Elliott Stonecipher is a Shreveport demographer and political analyst who has written extensively on Louisiana's changing political and demographic landscape. A frequent (and on-target) critic of Gov. Bobby Jindal, Stonecipher recently sent an email to friends and colleagues offering his views on Jindal's budding Foundation-gate Scandal, which the New York Times broke on its front page on March 2. Stonecipher gave Gambit exclusive permission to share his thoughts with our readers by posting it on our news blog. Here is his email:
Leave it to James Gill to clearly explain what is. Here is his column about Governor Jindal's latest demonstration of zero tolerance for anything remotely resembling governmental / political ethics ... by any standard. The original front-page New York Times story from last week is here, and it spread the news around the world about how aggressively Jindal practices the precise opposite of what he preaches.
In case a reader has no reason to understand such things, there is a dead giveaway in the article that the subject "foundation" - code for yet another kind of political money pot - is inextricably tied to the governor's fund-raising mania and his relatedly blind political ambition:
"Alexandra Bautsch, the governor’s top political fund-raiser, is listed as the charity’s treasurer. Ms. Bautsch has continued to be paid by Mr. Jindal’s campaign — $112,500 last year."
In the world of election campaign fundraising, no one - not even Ms. Bautsch - finds the detailed near-million bucks laying around after she has just raised another ten million dollars or so in old fashioned campaign fund-raising. When we add the fact that Ms. Bautsch is also at the money-handling helm of the third fund-raising vehicle in support of Jindal's supposed future as an American political leader - his 527 group, "Believe in Louisiana" - the reality of how this works is clear: the fund-raising team gets the maximum allowable, and then some, from every available pocket. In the case of these three Jindal money pots, Ms. Bautsch is the funnel into which huge amounts of money flow, and she picks the pot(s). As for any related rules, where these "foundations" are concerned, there are none. While campaign finance law says donations to candidates for governor are limited to $5,000 per campaign, per entity, and $10,000 to certain related PACs, Dow Chemical, as an example, signed-up for a $100,000 "expression of support" to the foundation.
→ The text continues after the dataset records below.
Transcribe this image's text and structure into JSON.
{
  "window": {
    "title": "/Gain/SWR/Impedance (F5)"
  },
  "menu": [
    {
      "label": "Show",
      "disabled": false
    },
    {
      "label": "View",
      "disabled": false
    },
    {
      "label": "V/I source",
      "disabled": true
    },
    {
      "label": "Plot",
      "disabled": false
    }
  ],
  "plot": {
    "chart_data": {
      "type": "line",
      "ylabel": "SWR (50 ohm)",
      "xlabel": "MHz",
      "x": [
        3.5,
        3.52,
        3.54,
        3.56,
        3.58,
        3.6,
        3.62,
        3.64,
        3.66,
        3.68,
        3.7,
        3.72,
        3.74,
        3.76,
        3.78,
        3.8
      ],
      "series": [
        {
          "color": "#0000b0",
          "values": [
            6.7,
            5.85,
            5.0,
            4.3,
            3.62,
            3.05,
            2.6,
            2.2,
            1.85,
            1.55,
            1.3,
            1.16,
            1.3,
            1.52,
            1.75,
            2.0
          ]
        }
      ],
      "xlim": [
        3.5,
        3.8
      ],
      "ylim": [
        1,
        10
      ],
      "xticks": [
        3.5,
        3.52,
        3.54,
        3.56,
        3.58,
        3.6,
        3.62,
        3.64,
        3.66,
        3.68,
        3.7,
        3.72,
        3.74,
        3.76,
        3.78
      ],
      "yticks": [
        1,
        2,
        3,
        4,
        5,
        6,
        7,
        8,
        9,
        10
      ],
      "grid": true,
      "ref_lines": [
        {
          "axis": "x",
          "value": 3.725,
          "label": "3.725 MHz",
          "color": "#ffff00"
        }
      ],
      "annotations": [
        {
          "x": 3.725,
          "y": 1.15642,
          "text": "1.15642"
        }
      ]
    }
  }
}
Now, here's the real point: Dow Chemical's six-figure "expression" was made while under investigation for a chemical spill. That's how anyone who still buys the Jindal "gold standard of ethics" whopper knows they were shaken down. If Jindal and his team cared in the least about ethics, they would never accept money of any kind, under any circumstances, from people or companies with even a chance of a need for Jindal favors ... never ... ever.
Instead, what Jindal does is gut ethics enforcement in Louisiana ... just in case some accident happened and he was finally held accountable for this awful mess. Of course, Louisianans needn't act surprised; it isn't like Jindal hasn't been doing this stuff from the jump.